Pearly Kings & Queens
Henry was born in the early 1860's and brought up in an orphanage in Somers Town, an area slightly north of, but nestling between Euston and St Pancras. At the age of thirteen, young Henry left the orphanage to make his way in life and became a street sweeper. It would seem that he spent a great deal of time around the markets, which at the time were populated by the Costermongers (fruit and vegetable sellers), who could be identified by the single rows of pearl buttons sewn on to their trousers and caps.
Although it is generally agreed that the Costermongers were a bit rough around the edges, they were a close knit community and would always look out for each other and if one Costermonger was down on his luck, the others would have a whip round to help him out. In a similar fashion, Henry Croft decided that he would like to somehow give something back to the orphanage that had helped him, so began to collect money. He also realised that he needed to draw attention to himself, so began collecting up all the pearl buttons he could find from the market streets and sewed as many as he possibly could to his hat and clothes.

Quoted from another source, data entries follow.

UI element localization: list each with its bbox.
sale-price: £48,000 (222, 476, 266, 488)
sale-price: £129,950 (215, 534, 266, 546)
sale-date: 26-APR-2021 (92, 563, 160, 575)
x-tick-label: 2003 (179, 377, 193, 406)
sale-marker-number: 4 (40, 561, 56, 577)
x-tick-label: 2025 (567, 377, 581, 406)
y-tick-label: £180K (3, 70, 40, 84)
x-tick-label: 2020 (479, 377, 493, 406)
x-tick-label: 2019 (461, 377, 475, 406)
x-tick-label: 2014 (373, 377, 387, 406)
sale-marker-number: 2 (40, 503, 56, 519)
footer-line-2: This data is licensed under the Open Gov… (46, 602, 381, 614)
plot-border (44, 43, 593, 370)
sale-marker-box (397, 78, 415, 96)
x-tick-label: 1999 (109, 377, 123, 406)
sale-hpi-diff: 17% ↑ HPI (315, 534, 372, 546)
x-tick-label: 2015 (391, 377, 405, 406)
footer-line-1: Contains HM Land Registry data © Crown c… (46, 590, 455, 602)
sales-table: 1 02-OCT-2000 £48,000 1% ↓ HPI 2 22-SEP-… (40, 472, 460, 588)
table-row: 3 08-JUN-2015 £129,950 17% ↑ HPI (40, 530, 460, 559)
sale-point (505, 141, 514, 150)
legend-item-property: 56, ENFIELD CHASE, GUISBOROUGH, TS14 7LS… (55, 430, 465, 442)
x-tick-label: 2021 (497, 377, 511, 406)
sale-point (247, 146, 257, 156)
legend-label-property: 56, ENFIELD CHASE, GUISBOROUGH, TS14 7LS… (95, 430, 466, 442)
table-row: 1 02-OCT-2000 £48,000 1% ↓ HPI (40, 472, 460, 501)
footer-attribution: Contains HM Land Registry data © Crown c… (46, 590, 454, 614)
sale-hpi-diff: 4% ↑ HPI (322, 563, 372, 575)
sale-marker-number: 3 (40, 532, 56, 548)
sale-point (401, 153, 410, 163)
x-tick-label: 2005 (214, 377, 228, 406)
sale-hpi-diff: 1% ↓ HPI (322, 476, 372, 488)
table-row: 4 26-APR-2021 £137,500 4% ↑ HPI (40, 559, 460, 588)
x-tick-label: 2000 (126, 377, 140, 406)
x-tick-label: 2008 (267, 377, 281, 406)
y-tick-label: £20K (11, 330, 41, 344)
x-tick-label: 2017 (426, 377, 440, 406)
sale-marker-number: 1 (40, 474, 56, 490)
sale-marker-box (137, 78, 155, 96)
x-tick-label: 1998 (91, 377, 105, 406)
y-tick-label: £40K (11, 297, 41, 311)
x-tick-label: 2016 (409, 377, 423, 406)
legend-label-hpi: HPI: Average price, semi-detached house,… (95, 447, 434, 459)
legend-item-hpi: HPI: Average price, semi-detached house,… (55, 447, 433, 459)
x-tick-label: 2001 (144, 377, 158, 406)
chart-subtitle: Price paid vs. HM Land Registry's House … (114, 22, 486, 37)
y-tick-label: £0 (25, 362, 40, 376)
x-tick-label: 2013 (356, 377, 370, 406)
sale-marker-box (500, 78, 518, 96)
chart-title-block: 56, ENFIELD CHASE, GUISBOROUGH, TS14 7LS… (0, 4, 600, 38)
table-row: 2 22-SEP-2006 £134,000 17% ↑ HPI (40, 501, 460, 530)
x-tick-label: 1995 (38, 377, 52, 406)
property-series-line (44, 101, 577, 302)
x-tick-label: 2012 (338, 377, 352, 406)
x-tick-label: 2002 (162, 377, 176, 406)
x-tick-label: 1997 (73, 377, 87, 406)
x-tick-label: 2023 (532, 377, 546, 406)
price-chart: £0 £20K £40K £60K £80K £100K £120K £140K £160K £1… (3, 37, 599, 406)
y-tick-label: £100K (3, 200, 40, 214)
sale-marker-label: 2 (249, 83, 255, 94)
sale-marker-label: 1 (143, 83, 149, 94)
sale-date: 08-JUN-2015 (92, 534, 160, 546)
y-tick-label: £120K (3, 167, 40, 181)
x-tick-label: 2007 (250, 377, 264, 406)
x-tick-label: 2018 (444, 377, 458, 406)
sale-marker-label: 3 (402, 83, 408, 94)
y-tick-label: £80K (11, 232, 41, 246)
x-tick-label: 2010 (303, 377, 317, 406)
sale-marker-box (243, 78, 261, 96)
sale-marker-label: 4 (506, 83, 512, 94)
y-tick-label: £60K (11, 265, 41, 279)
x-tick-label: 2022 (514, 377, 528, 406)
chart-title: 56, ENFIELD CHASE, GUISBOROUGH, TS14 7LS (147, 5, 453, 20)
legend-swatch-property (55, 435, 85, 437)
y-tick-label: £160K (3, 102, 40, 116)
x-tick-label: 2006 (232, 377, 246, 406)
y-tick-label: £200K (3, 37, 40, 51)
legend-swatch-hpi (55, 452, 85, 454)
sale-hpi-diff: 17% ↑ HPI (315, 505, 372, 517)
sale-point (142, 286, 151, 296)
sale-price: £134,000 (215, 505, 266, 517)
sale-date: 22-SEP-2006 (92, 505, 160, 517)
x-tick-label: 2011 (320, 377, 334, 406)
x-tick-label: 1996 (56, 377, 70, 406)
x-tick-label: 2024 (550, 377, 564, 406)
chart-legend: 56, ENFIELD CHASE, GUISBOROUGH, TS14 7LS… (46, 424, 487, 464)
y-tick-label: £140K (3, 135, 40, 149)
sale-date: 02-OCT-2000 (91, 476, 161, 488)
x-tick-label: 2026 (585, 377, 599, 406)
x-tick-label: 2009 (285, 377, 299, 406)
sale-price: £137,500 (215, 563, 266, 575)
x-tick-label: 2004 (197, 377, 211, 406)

When Henry Croft died in 1930, it is thought he had managed to collect £200,000 (in todays money) for charity, which is no mean feat for anyone, let alone an orphaned Victorian street cleaner. He was laid to rest in Finchley Cemetery, but unfortunately the accompanying statue of Henry Croft, the original Pearly King standing proudly in his button covered top hat and coat was vandalised in 1995. The good news is that it's been restored and he can now be found in the crypt of St Martins in the Field, just by Trafalgar Square.